Der letzte Kampf von Cornelius Ryan

Der letzte Kampf von Cornelius Ryan

Dieses Buch des ehemaligen Kriegsberichterstatters Cornelius Ryan erschien erstmals 1966 – zum 70. Jahrestag des Kriegsendes 1945 hat der Theiss-Verlag eine, ich könnte schon sagen, kommentierte, Neuauflage herausgebracht. „Kommentiert“, weil dem eigentlichen Text Ryans ein Vowort von Johannes Hürter vorangestellt ist, in dem er die Erzählung Ryans auf ihre Zeitgebundenheit hin analysiert – 1966, Kalter Krieg, Antikommunismus und Verständnis für die deutsche Bevölkerung sind danach die „Zutaten“ der Zeit, in der das Werk publiziert wurde. Manche Darstellung Ryans sei diesem Zeitgeist vergpflichtet

Cornellius Ryan hat – um nun auf den eigentlichen Text zu kommen – in den fünf Teilen seines Buches (Die Stadt, Der General, Das Ziel, Die Entscheidung, Die Schlacht) Einzelpersonen und ihre Schicksale genommen, um das Geschehen nachvollziehbar zu machen. So folgt er Eleonore Krüger, Richard Poganowska, die im zerbombten Berlin leben, aber auch den Offizieren der verschiedenen Heere durch die Tage Mitte April 1945. Er bietete Rückblicke an, um  die Ereignisse zu erläutern, er lässt die Menschen zu Wort kommen, so richtig in direkter Rede, was wenn es auch nicht dokumentarisch ist, das Geschehen einfach näher holt.

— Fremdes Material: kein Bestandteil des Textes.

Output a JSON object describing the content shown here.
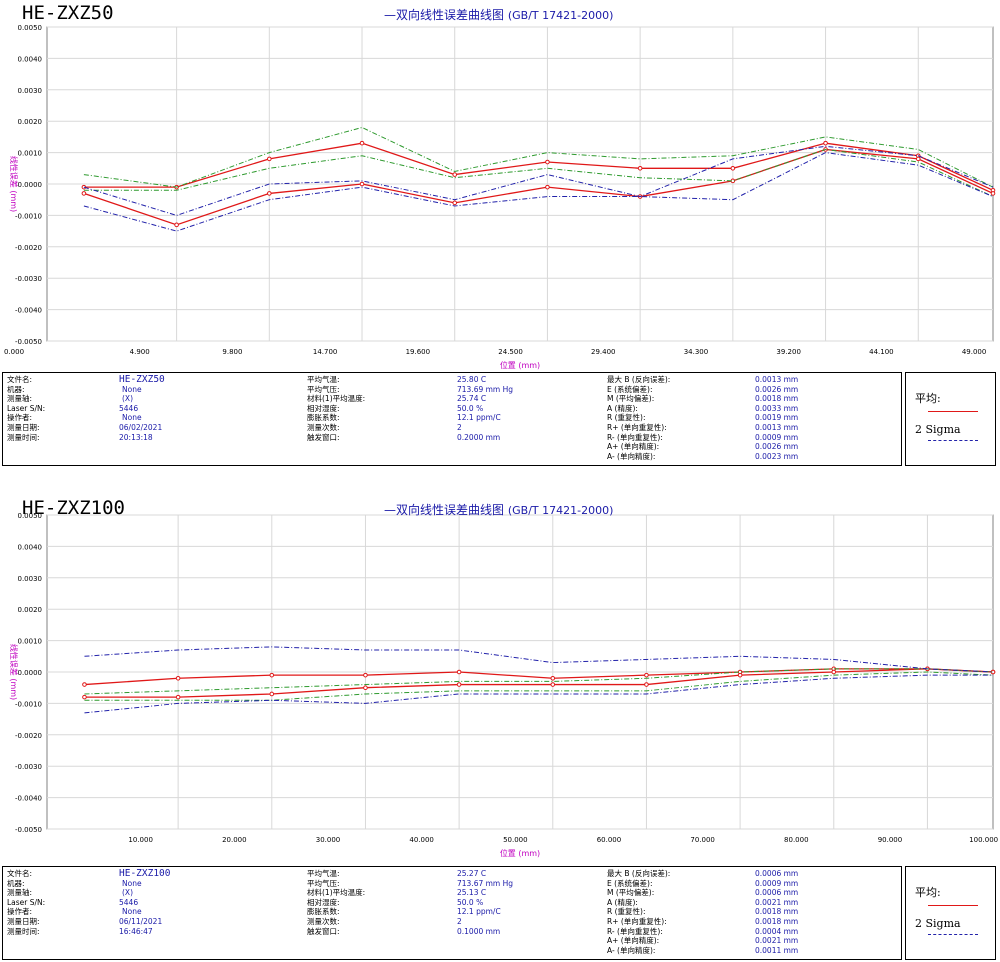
{
  "charts": [
    {
      "title": "HE-ZXZ50",
      "subtitle": "—双向线性误差曲线图",
      "standard": "(GB/T 17421-2000)",
      "info": {
        "col1": [
          {
            "label": "文件名:",
            "value": "HE-ZXZ50"
          },
          {
            "label": "机器:",
            "value": "None"
          },
          {
            "label": "测量轴:",
            "value": "(X)"
          },
          {
            "label": "Laser S/N:",
            "value": "5446"
          },
          {
            "label": "操作者:",
            "value": "None"
          },
          {
            "label": "测量日期:",
            "value": "06/02/2021"
          },
          {
            "label": "测量时间:",
            "value": "20:13:18"
          }
        ],
        "col2": [
          {
            "label": "平均气温:",
            "value": "25.80 C"
          },
          {
            "label": "平均气压:",
            "value": "713.69 mm Hg"
          },
          {
            "label": "材料(1)平均温度:",
            "value": "25.74 C"
          },
          {
            "label": "相对湿度:",
            "value": "50.0 %"
          },
          {
            "label": "膨胀系数:",
            "value": "12.1 ppm/C"
          },
          {
            "label": "测量次数:",
            "value": "2"
          },
          {
            "label": "触发窗口:",
            "value": "0.2000 mm"
          }
        ],
        "col3": [
          {
            "label": "最大 B (反向误差):",
            "value": "0.0013 mm"
          },
          {
            "label": "E (系统偏差):",
            "value": "0.0026 mm"
          },
          {
            "label": "M (平均偏差):",
            "value": "0.0018 mm"
          },
          {
            "label": "A (精度):",
            "value": "0.0033 mm"
          },
          {
            "label": "R (重复性):",
            "value": "0.0019 mm"
          },
          {
            "label": "R+ (单向重复性):",
            "value": "0.0013 mm"
          },
          {
            "label": "R- (单向重复性):",
            "value": "0.0009 mm"
          },
          {
            "label": "A+ (单向精度):",
            "value": "0.0026 mm"
          },
          {
            "label": "A- (单向精度):",
            "value": "0.0023 mm"
          }
        ]
      },
      "legend": {
        "mean": "平均:",
        "sigma": "2 Sigma"
      }
    },
    {
      "title": "HE-ZXZ100",
      "subtitle": "—双向线性误差曲线图",
      "standard": "(GB/T 17421-2000)",
      "info": {
        "col1": [
          {
            "label": "文件名:",
            "value": "HE-ZXZ100"
          },
          {
            "label": "机器:",
            "value": "None"
          },
          {
            "label": "测量轴:",
            "value": "(X)"
          },
          {
            "label": "Laser S/N:",
            "value": "5446"
          },
          {
            "label": "操作者:",
            "value": "None"
          },
          {
            "label": "测量日期:",
            "value": "06/11/2021"
          },
          {
            "label": "测量时间:",
            "value": "16:46:47"
          }
        ],
        "col2": [
          {
            "label": "平均气温:",
            "value": "25.27 C"
          },
          {
            "label": "平均气压:",
            "value": "713.67 mm Hg"
          },
          {
            "label": "材料(1)平均温度:",
            "value": "25.13 C"
          },
          {
            "label": "相对湿度:",
            "value": "50.0 %"
          },
          {
            "label": "膨胀系数:",
            "value": "12.1 ppm/C"
          },
          {
            "label": "测量次数:",
            "value": "2"
          },
          {
            "label": "触发窗口:",
            "value": "0.1000 mm"
          }
        ],
        "col3": [
          {
            "label": "最大 B (反向误差):",
            "value": "0.0006 mm"
          },
          {
            "label": "E (系统偏差):",
            "value": "0.0009 mm"
          },
          {
            "label": "M (平均偏差):",
            "value": "0.0006 mm"
          },
          {
            "label": "A (精度):",
            "value": "0.0021 mm"
          },
          {
            "label": "R (重复性):",
            "value": "0.0018 mm"
          },
          {
            "label": "R+ (单向重复性):",
            "value": "0.0018 mm"
          },
          {
            "label": "R- (单向重复性):",
            "value": "0.0004 mm"
          },
          {
            "label": "A+ (单向精度):",
            "value": "0.0021 mm"
          },
          {
            "label": "A- (单向精度):",
            "value": "0.0011 mm"
          }
        ]
      },
      "legend": {
        "mean": "平均:",
        "sigma": "2 Sigma"
      }
    }
  ],
  "colors": {
    "mean": "#e01818",
    "sigma_green": "#2e9a2e",
    "sigma_blue": "#2222aa",
    "axis_label": "#c000c0",
    "text_blue": "#1a1aa8"
  },
  "chart_data": [
    {
      "type": "line",
      "title": "HE-ZXZ50",
      "xlabel": "位置 (mm)",
      "ylabel": "线性误差 (mm)",
      "xlim": [
        0,
        50
      ],
      "ylim": [
        -0.005,
        0.005
      ],
      "x_ticks": [
        "0.000",
        "4.900",
        "9.800",
        "14.700",
        "19.600",
        "24.500",
        "29.400",
        "34.300",
        "39.200",
        "44.100",
        "49.000"
      ],
      "y_ticks": [
        "0.0050",
        "0.0040",
        "0.0030",
        "0.0020",
        "0.0010",
        "0.0000",
        "-0.0010",
        "-0.0020",
        "-0.0030",
        "-0.0040",
        "-0.0050"
      ],
      "x": [
        1.95,
        6.85,
        11.75,
        16.65,
        21.55,
        26.45,
        31.35,
        36.25,
        41.15,
        46.05,
        50.0
      ],
      "series": [
        {
          "name": "平均",
          "role": "mean",
          "values": [
            -0.0001,
            -0.0001,
            0.0008,
            0.0013,
            0.0003,
            0.0007,
            0.0005,
            0.0005,
            0.0013,
            0.0009,
            -0.0002
          ]
        },
        {
          "name": "平均",
          "role": "mean",
          "values": [
            -0.0003,
            -0.0013,
            -0.0003,
            0.0,
            -0.0006,
            -0.0001,
            -0.0004,
            0.0001,
            0.0011,
            0.0008,
            -0.0003
          ]
        },
        {
          "name": "2 Sigma",
          "role": "sigma-green",
          "values": [
            0.0003,
            -0.0001,
            0.001,
            0.0018,
            0.0004,
            0.001,
            0.0008,
            0.0009,
            0.0015,
            0.0011,
            -0.0001
          ]
        },
        {
          "name": "2 Sigma",
          "role": "sigma-green",
          "values": [
            -0.0002,
            -0.0002,
            0.0005,
            0.0009,
            0.0002,
            0.0005,
            0.0002,
            0.0001,
            0.0011,
            0.0007,
            -0.0004
          ]
        },
        {
          "name": "2 Sigma",
          "role": "sigma-blue",
          "values": [
            -0.0001,
            -0.001,
            0.0,
            0.0001,
            -0.0005,
            0.0003,
            -0.0004,
            0.0008,
            0.0012,
            0.0009,
            -0.0001
          ]
        },
        {
          "name": "2 Sigma",
          "role": "sigma-blue",
          "values": [
            -0.0007,
            -0.0015,
            -0.0005,
            -0.0001,
            -0.0007,
            -0.0004,
            -0.0004,
            -0.0005,
            0.001,
            0.0006,
            -0.0004
          ]
        }
      ]
    },
    {
      "type": "line",
      "title": "HE-ZXZ100",
      "xlabel": "位置 (mm)",
      "ylabel": "线性误差 (mm)",
      "xlim": [
        0,
        101
      ],
      "ylim": [
        -0.005,
        0.005
      ],
      "x_ticks": [
        "10.000",
        "20.000",
        "30.000",
        "40.000",
        "50.000",
        "60.000",
        "70.000",
        "80.000",
        "90.000",
        "100.000"
      ],
      "y_ticks": [
        "0.0050",
        "0.0040",
        "0.0030",
        "0.0020",
        "0.0010",
        "0.0000",
        "-0.0010",
        "-0.0020",
        "-0.0030",
        "-0.0040",
        "-0.0050"
      ],
      "x": [
        4,
        14,
        24,
        34,
        44,
        54,
        64,
        74,
        84,
        94,
        101
      ],
      "series": [
        {
          "name": "平均",
          "role": "mean",
          "values": [
            -0.0004,
            -0.0002,
            -0.0001,
            -0.0001,
            0.0,
            -0.0002,
            -0.0001,
            0.0,
            0.0001,
            0.0001,
            0.0
          ]
        },
        {
          "name": "平均",
          "role": "mean",
          "values": [
            -0.0008,
            -0.0008,
            -0.0007,
            -0.0005,
            -0.0004,
            -0.0004,
            -0.0004,
            -0.0001,
            0.0,
            0.0001,
            0.0
          ]
        },
        {
          "name": "2 Sigma",
          "role": "sigma-green",
          "values": [
            -0.0007,
            -0.0006,
            -0.0005,
            -0.0004,
            -0.0003,
            -0.0003,
            -0.0002,
            0.0,
            0.0001,
            0.0001,
            0.0
          ]
        },
        {
          "name": "2 Sigma",
          "role": "sigma-green",
          "values": [
            -0.0009,
            -0.0009,
            -0.0009,
            -0.0007,
            -0.0006,
            -0.0006,
            -0.0006,
            -0.0003,
            -0.0001,
            0.0,
            -0.0001
          ]
        },
        {
          "name": "2 Sigma",
          "role": "sigma-blue",
          "values": [
            0.0005,
            0.0007,
            0.0008,
            0.0007,
            0.0007,
            0.0003,
            0.0004,
            0.0005,
            0.0004,
            0.0001,
            0.0
          ]
        },
        {
          "name": "2 Sigma",
          "role": "sigma-blue",
          "values": [
            -0.0013,
            -0.001,
            -0.0009,
            -0.001,
            -0.0007,
            -0.0007,
            -0.0007,
            -0.0004,
            -0.0002,
            -0.0001,
            -0.0001
          ]
        }
      ]
    }
  ]
}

Er versteht es, einen Spannungsbogen zu erzeugen – es ist schon spannend, einzelne Schicksale zu verfolgen, ihre Erfahrungen aus dem Berlin der letzten Kriegstage nachzuvollziehen.

Auch wenn die Passagen über die Streitereien der Alliierten etwas zu ausführlich geraten sind, werfen sie doch ein interessantes Licht auf die Zeit – von Einigkeit unter den Verbündeten kann nicht gesprochen werden. Gerade bei diesen Passagen ist jedoch die Zeitgebundenheit des Buchs in den Kontext der 60er nicht zu übersehen.

Das war dann das Ende - Keitel unterzeichnet die Kapitulation
Das war dann das Ende – Keitel unterzeichnet die Kapitulation

Nach 1945 hat Cornelius Ryan Interviews mit vielen der damals Beteiligten geführt, hat diese Aussagen und Erinnerungen mit verwendet – das macht seine Erzählung lebendig. Der Band ist reichlich mit Bildmaterial versehen – Fotos vom zerstörten Berlin, Karten, Dokumente, Fotos auch der „einfachen“ Leute, die Ryan zu Wort kommen lässt, Fotos der beteiligten Militärs, teilweise doppelt, nämlich in ihrer damaligen Position und dann „heute“ und  denn Cornelius Ryan hat zur Vorbereitung des Buchs Interviews mit einigen geführt.

Der Einwand Johannes Hürters ist berechtigt – doch der Text Ryans gibt durchaus einen Einblick in das damalige Geschehen und in die Aufarbeitung davon in den 60er Jahren, dass die Lektüre lohnt.

Cornelius Ryan: Der letzte Kampf, übersetzt von Helmut Degner, Theiss Verlag, Wiesbaden, 2015, ISBN: 9783806230260 .

Auch das ist ein Beitrag zu Thema ’45 in meinem Blog.